We’ve heard it a million times: Arrive for your domestic flight two hours before departure. For international, make it three.
If you’re departing during peak times, airlines say, you should allow even more time. Many might look at this and say, "Well, obviously!" I, on the other hand, see some sort of twisted joke.
The primary objective for me when flying out of my home airport is to get in the cab or ride-share as close to my departure time as physics — and prevailing traffic patterns — will allow. I live about 5 miles from Los Angeles International Airport and if my scheduled domestic flight is at, say, 9 a.m., I’m comfortable entering an Uber up until 8:32 a.m.
But why risk it, you ask?
As a travel writer, I spend hours in airports. Trust me when I tell you, they’re not that great. Even the newest, glitziest and most glamorous among them are nothing more than malls with departure gates. The Jewel at Changhi Airport in Singapore, probably the most impressive airport on the planet, is just a crowded shopping center that happens to hold an indoor waterfall. I don’t like malls, but I do love traveling. So I tolerate walking through them when what’s on the other side is the boarding ramp to my next adventure.

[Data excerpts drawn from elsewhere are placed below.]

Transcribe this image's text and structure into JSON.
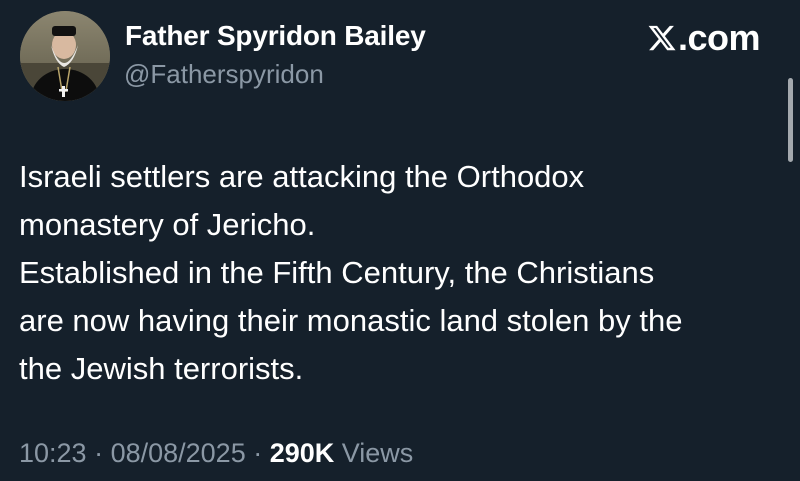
{
  "author": {
    "name": "Father Spyridon Bailey",
    "handle": "@Fatherspyridon"
  },
  "brand": {
    "label": ".com",
    "icon": "x-logo-icon"
  },
  "tweet": {
    "lines": [
      "Israeli settlers are attacking the Orthodox",
      "monastery of Jericho.",
      "Established in the Fifth Century, the Christians",
      "are now having their monastic land stolen by the",
      "the Jewish terrorists."
    ]
  },
  "meta": {
    "time": "10:23",
    "separator": " · ",
    "date": "08/08/2025",
    "views_count": "290K",
    "views_label": " Views"
  },
  "colors": {
    "background": "#15202b",
    "text": "#ffffff",
    "secondary_text": "#8b98a5"
  }
}
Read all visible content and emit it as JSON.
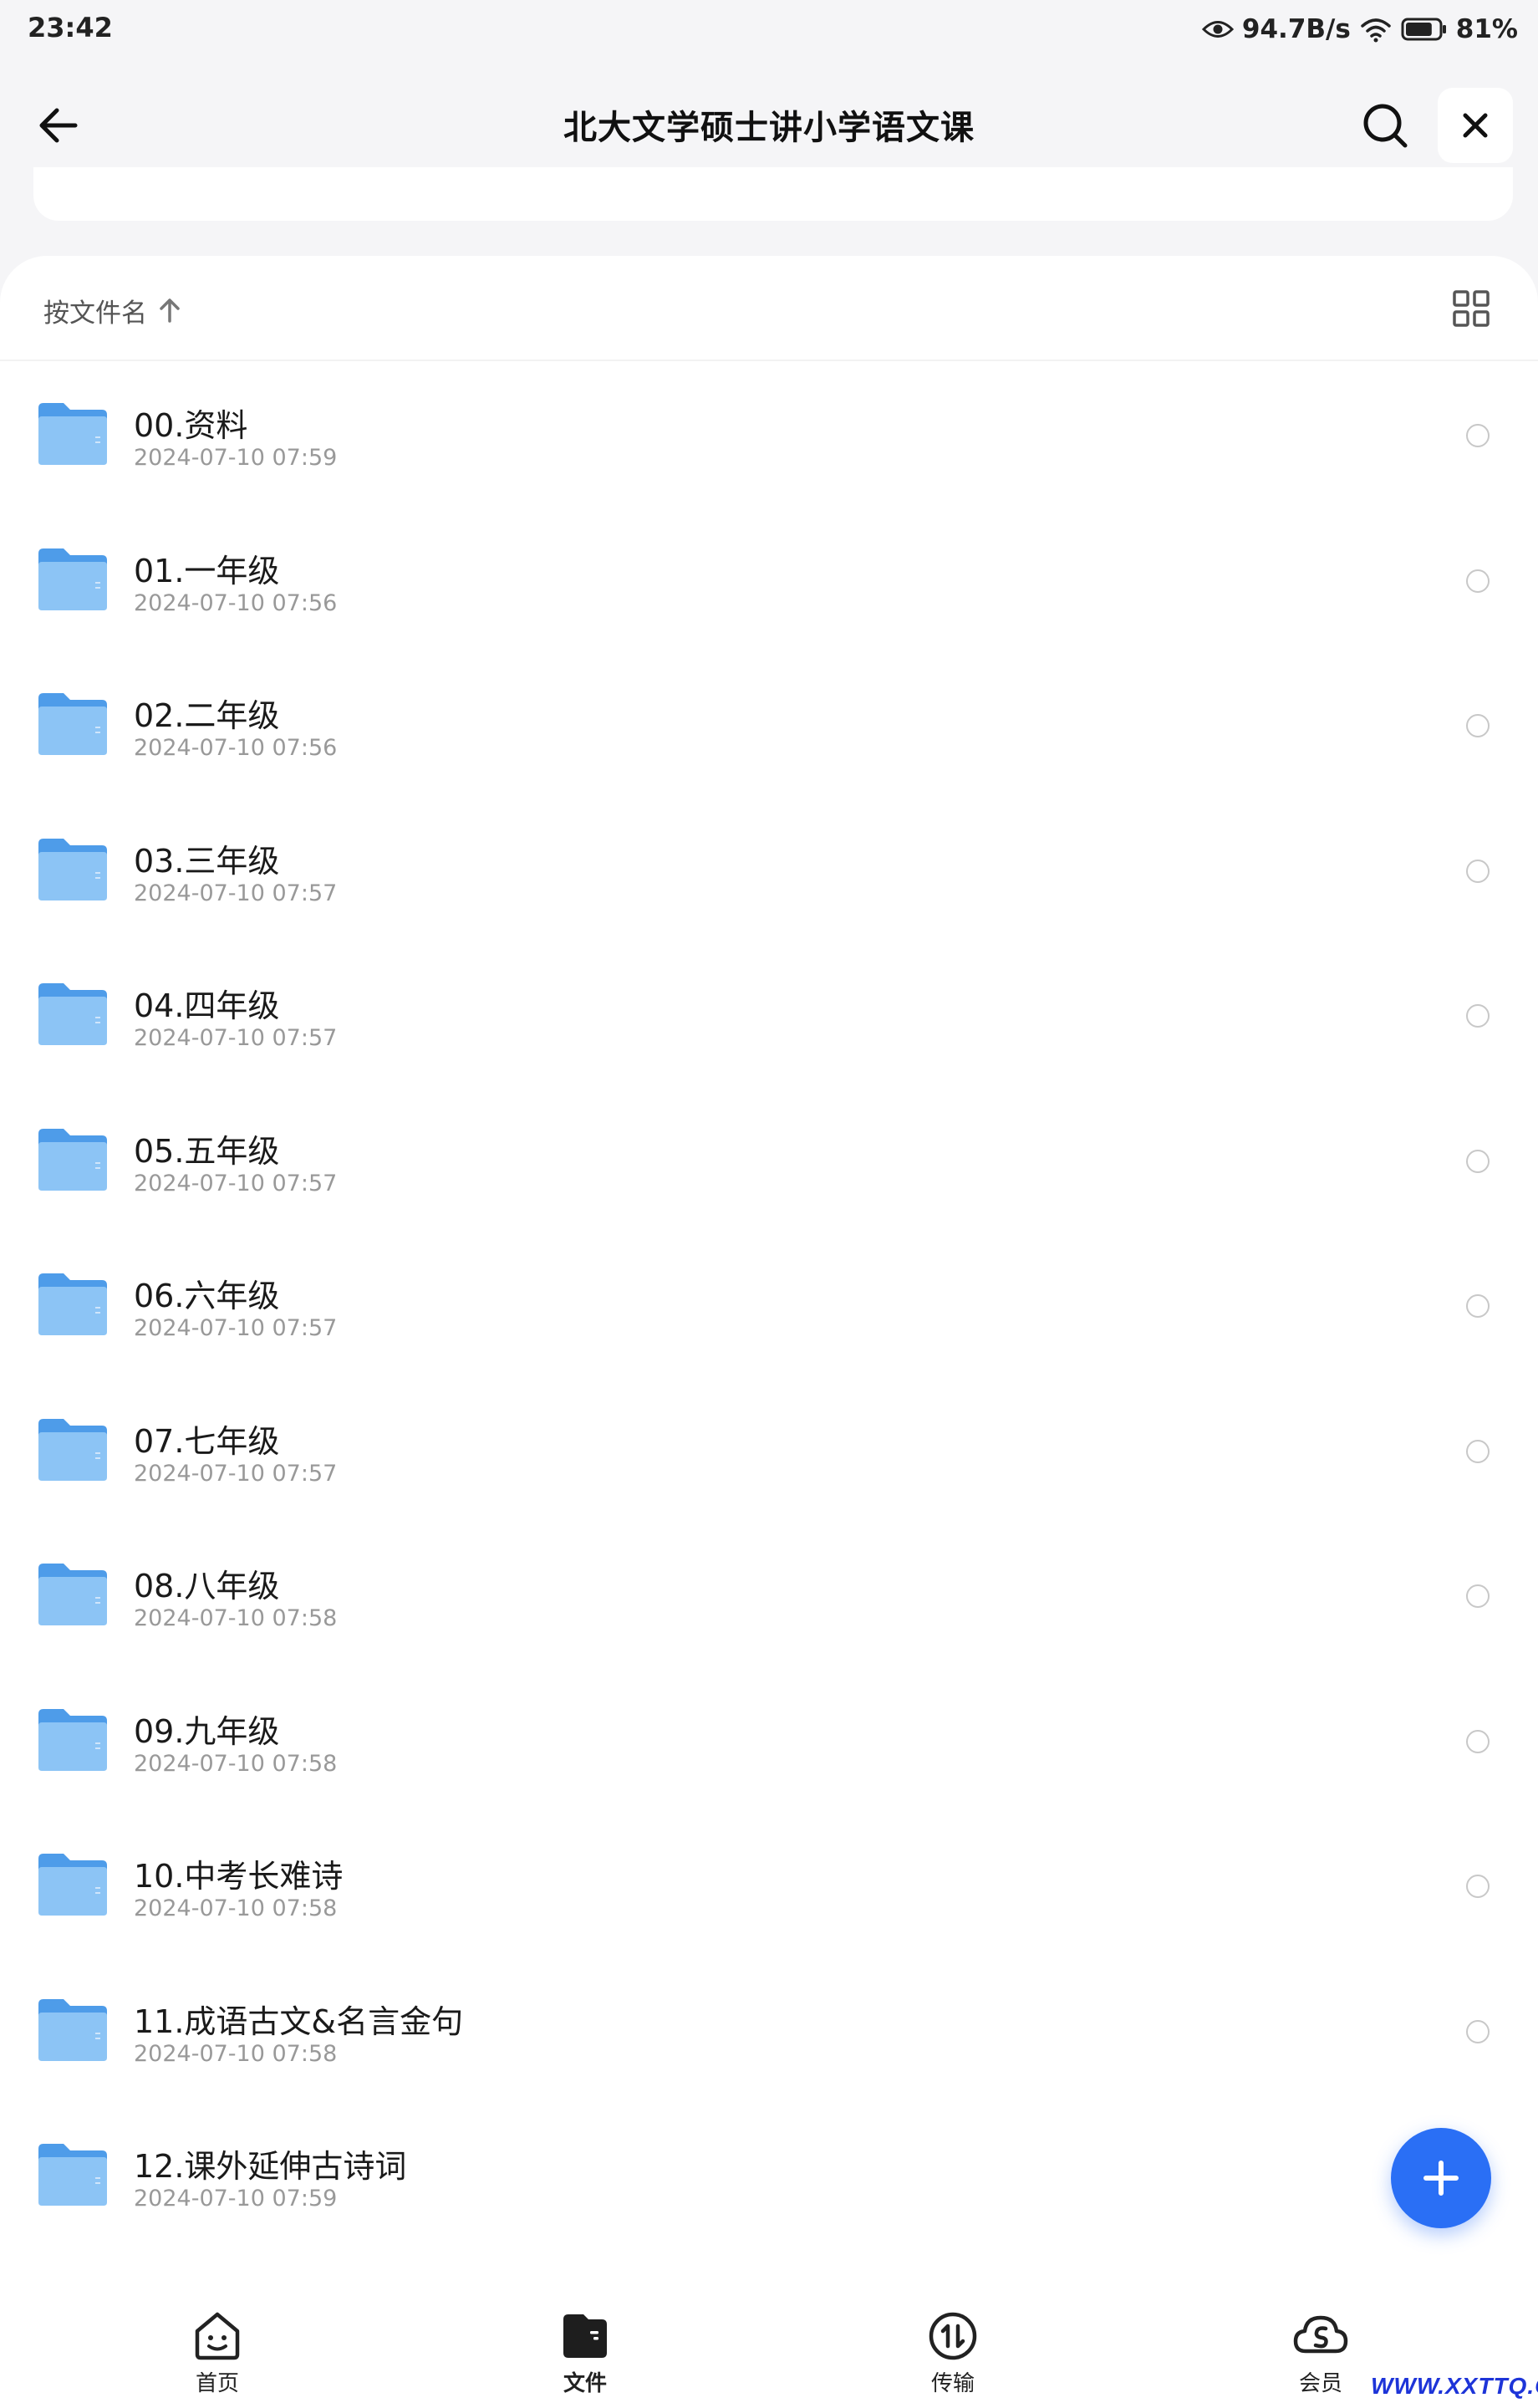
{
  "status_bar": {
    "time": "23:42",
    "net_speed": "94.7B/s",
    "battery": "81%",
    "battery_level": 0.81,
    "icons": [
      "eye-icon",
      "wifi-icon",
      "battery-icon"
    ]
  },
  "header": {
    "title": "北大文学硕士讲小学语文课",
    "icons": [
      "back-arrow-icon",
      "search-icon",
      "close-icon"
    ]
  },
  "sort": {
    "label": "按文件名",
    "direction_icon": "arrow-up-icon",
    "view_toggle_icon": "grid-icon"
  },
  "files": [
    {
      "name": "00.资料",
      "date": "2024-07-10 07:59"
    },
    {
      "name": "01.一年级",
      "date": "2024-07-10 07:56"
    },
    {
      "name": "02.二年级",
      "date": "2024-07-10 07:56"
    },
    {
      "name": "03.三年级",
      "date": "2024-07-10 07:57"
    },
    {
      "name": "04.四年级",
      "date": "2024-07-10 07:57"
    },
    {
      "name": "05.五年级",
      "date": "2024-07-10 07:57"
    },
    {
      "name": "06.六年级",
      "date": "2024-07-10 07:57"
    },
    {
      "name": "07.七年级",
      "date": "2024-07-10 07:57"
    },
    {
      "name": "08.八年级",
      "date": "2024-07-10 07:58"
    },
    {
      "name": "09.九年级",
      "date": "2024-07-10 07:58"
    },
    {
      "name": "10.中考长难诗",
      "date": "2024-07-10 07:58"
    },
    {
      "name": "11.成语古文&名言金句",
      "date": "2024-07-10 07:58"
    },
    {
      "name": "12.课外延伸古诗词",
      "date": "2024-07-10 07:59"
    }
  ],
  "fab": {
    "icon": "plus-icon"
  },
  "tabs": [
    {
      "label": "首页",
      "icon": "home-face-icon",
      "active": false
    },
    {
      "label": "文件",
      "icon": "folder-tab-icon",
      "active": true
    },
    {
      "label": "传输",
      "icon": "transfer-icon",
      "active": false
    },
    {
      "label": "会员",
      "icon": "vip-cloud-icon",
      "active": false
    }
  ],
  "watermark": "WWW.XXTTQ.COM",
  "colors": {
    "accent": "#2a6ff5",
    "folder": "#5aa5ee",
    "background": "#f5f5f7",
    "date_text": "#999999"
  }
}
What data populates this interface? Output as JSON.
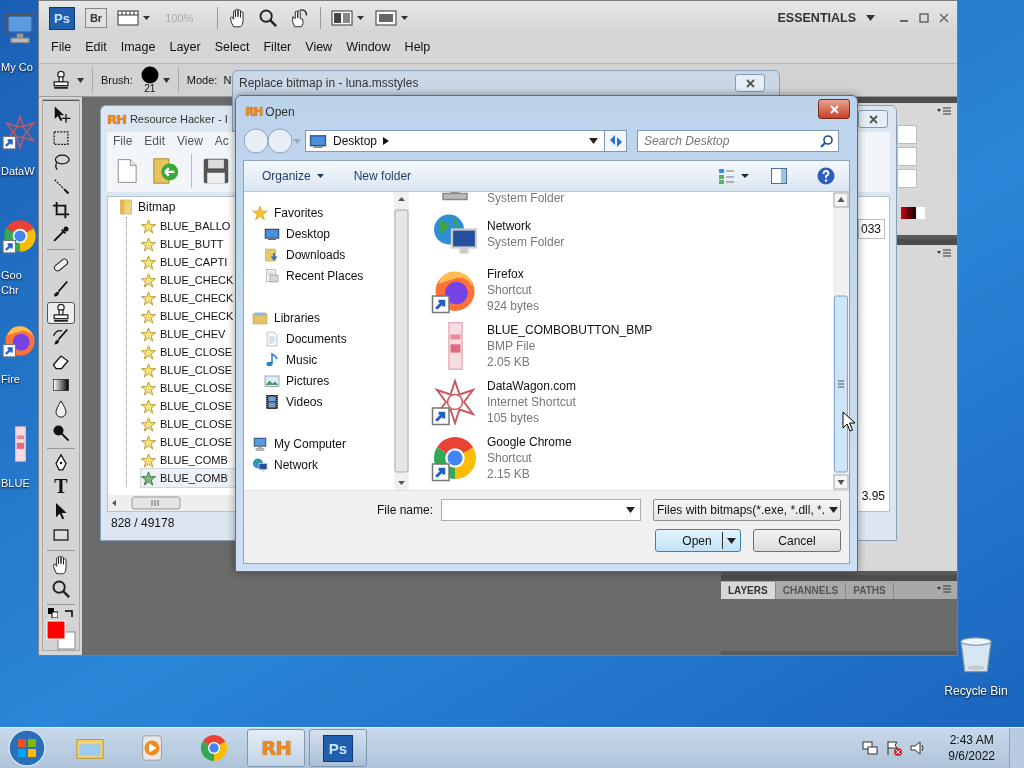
{
  "desktop": {
    "icons": [
      {
        "label": "My Co",
        "kind": "computer",
        "shortcut": false
      },
      {
        "label": "DataW",
        "kind": "web",
        "shortcut": true
      },
      {
        "label": "Goo Chr",
        "kind": "chrome",
        "shortcut": true
      },
      {
        "label": "Fire",
        "kind": "firefox",
        "shortcut": true
      },
      {
        "label": "BLUE",
        "kind": "bitmap",
        "shortcut": false
      }
    ],
    "recycle_bin": {
      "label": "Recycle Bin"
    }
  },
  "photoshop": {
    "app_bar": {
      "logo": "Ps",
      "bridge": "Br",
      "zoom": "100%",
      "workspace": "ESSENTIALS"
    },
    "menu": [
      "File",
      "Edit",
      "Image",
      "Layer",
      "Select",
      "Filter",
      "View",
      "Window",
      "Help"
    ],
    "options_bar": {
      "brush_label": "Brush:",
      "brush_size": "21",
      "mode_label": "Mode:",
      "mode_value": "N"
    },
    "toolbox": {
      "type_glyph": "T"
    },
    "panel_tabs": [
      {
        "label": "LAYERS",
        "selected": true
      },
      {
        "label": "CHANNELS",
        "selected": false
      },
      {
        "label": "PATHS",
        "selected": false
      }
    ]
  },
  "resource_hacker": {
    "logo": "RH",
    "title": "Resource Hacker - I",
    "menu": [
      "File",
      "Edit",
      "View",
      "Ac"
    ],
    "tree": {
      "label": "Bitmap",
      "expanded": true,
      "children": [
        {
          "label": "BLUE_BALLO",
          "selected": false
        },
        {
          "label": "BLUE_BUTT",
          "selected": false
        },
        {
          "label": "BLUE_CAPTI",
          "selected": false
        },
        {
          "label": "BLUE_CHECK",
          "selected": false
        },
        {
          "label": "BLUE_CHECK",
          "selected": false
        },
        {
          "label": "BLUE_CHECK",
          "selected": false
        },
        {
          "label": "BLUE_CHEV",
          "selected": false
        },
        {
          "label": "BLUE_CLOSE",
          "selected": false
        },
        {
          "label": "BLUE_CLOSE",
          "selected": false
        },
        {
          "label": "BLUE_CLOSE",
          "selected": false
        },
        {
          "label": "BLUE_CLOSE",
          "selected": false
        },
        {
          "label": "BLUE_CLOSE",
          "selected": false
        },
        {
          "label": "BLUE_CLOSE",
          "selected": false
        },
        {
          "label": "BLUE_COMB",
          "selected": false
        },
        {
          "label": "BLUE_COMB",
          "selected": true
        }
      ]
    },
    "field_value": "033",
    "reading": "3.95",
    "status": "828 / 49178"
  },
  "replace_dialog": {
    "title": "Replace bitmap in - luna.msstyles"
  },
  "open_dialog": {
    "logo": "RH",
    "title": "Open",
    "address": "Desktop",
    "search": {
      "placeholder": "Search Desktop"
    },
    "toolbar": {
      "organize": "Organize",
      "new_folder": "New folder"
    },
    "nav": [
      {
        "label": "Favorites",
        "kind": "star",
        "children": [
          {
            "label": "Desktop",
            "kind": "desktop"
          },
          {
            "label": "Downloads",
            "kind": "downloads"
          },
          {
            "label": "Recent Places",
            "kind": "recent"
          }
        ]
      },
      {
        "label": "Libraries",
        "kind": "libraries",
        "children": [
          {
            "label": "Documents",
            "kind": "documents"
          },
          {
            "label": "Music",
            "kind": "music"
          },
          {
            "label": "Pictures",
            "kind": "pictures"
          },
          {
            "label": "Videos",
            "kind": "videos"
          }
        ]
      },
      {
        "label": "My Computer",
        "kind": "computer"
      },
      {
        "label": "Network",
        "kind": "network"
      }
    ],
    "files": [
      {
        "type": "System Folder",
        "kind": "computer",
        "shortcut": false
      },
      {
        "name": "Network",
        "type": "System Folder",
        "kind": "network",
        "shortcut": false
      },
      {
        "name": "Firefox",
        "type": "Shortcut",
        "size": "924 bytes",
        "kind": "firefox",
        "shortcut": true
      },
      {
        "name": "BLUE_COMBOBUTTON_BMP",
        "type": "BMP File",
        "size": "2.05 KB",
        "kind": "bitmap",
        "shortcut": false
      },
      {
        "name": "DataWagon.com",
        "type": "Internet Shortcut",
        "size": "105 bytes",
        "kind": "web",
        "shortcut": true
      },
      {
        "name": "Google Chrome",
        "type": "Shortcut",
        "size": "2.15 KB",
        "kind": "chrome",
        "shortcut": true
      }
    ],
    "file_name": {
      "label": "File name:"
    },
    "filter": "Files with bitmaps(*.exe, *.dll, *.",
    "buttons": {
      "open": "Open",
      "cancel": "Cancel"
    }
  },
  "taskbar": {
    "items": [
      {
        "kind": "explorer",
        "open": false
      },
      {
        "kind": "media",
        "open": false
      },
      {
        "kind": "chrome",
        "open": false
      },
      {
        "kind": "rh",
        "label": "RH",
        "open": true
      },
      {
        "kind": "ps",
        "label": "Ps",
        "open": true
      }
    ],
    "clock": {
      "time": "2:43 AM",
      "date": "9/6/2022"
    }
  }
}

What I can’t tolerate, however, is wasting away minutes in that loathsome in-between: playing human Plinko in chaotic crowds, fighting for precious electrical socket space, avoiding fast food options cynically repackaged as the brainchild of some celebrity chef. To make matters worse, my go-to hubs have doubled as active construction zones.
Scary stuff, indeed. And even scarier when you consider the potential aggregate cost at stake. Let’s say I’m departing my home airport 60 times in a given year (a conservative estimate for someone in this profession). If I’m arriving two hours early, I’ve surrendered five days of my life to LAX. That’s five days a year of unfettered device-charging, enjoying home-cooked fresh fare while basking in the privacy of my own bed.
Now obviously this airport … umm, strategy, let’s call it, isn’t for the faint of heart. In fact, it gives my partner immeasurable anxiety. Perhaps it instills the same in you just by reading. And trust me, there have been some thrillingly close calls. Yet there is method to my madness. I reserve the exercise exclusively for when I’m traveling solo, domestic and in surroundings with which I’m eminently well-versed. It’s wholly contingent on express security lanes. And checked luggage is clearly a non-starter — but that’s a topic for a different day.
In the meantime for those who like to hurry up and wait, the TSA two-hour policy remains a reasonable one. I’m into hurry up and go, however. So I’ll continue to read it less like suggestion and more like satire — until the day I run up to a closed gate. Then the joke’s on me.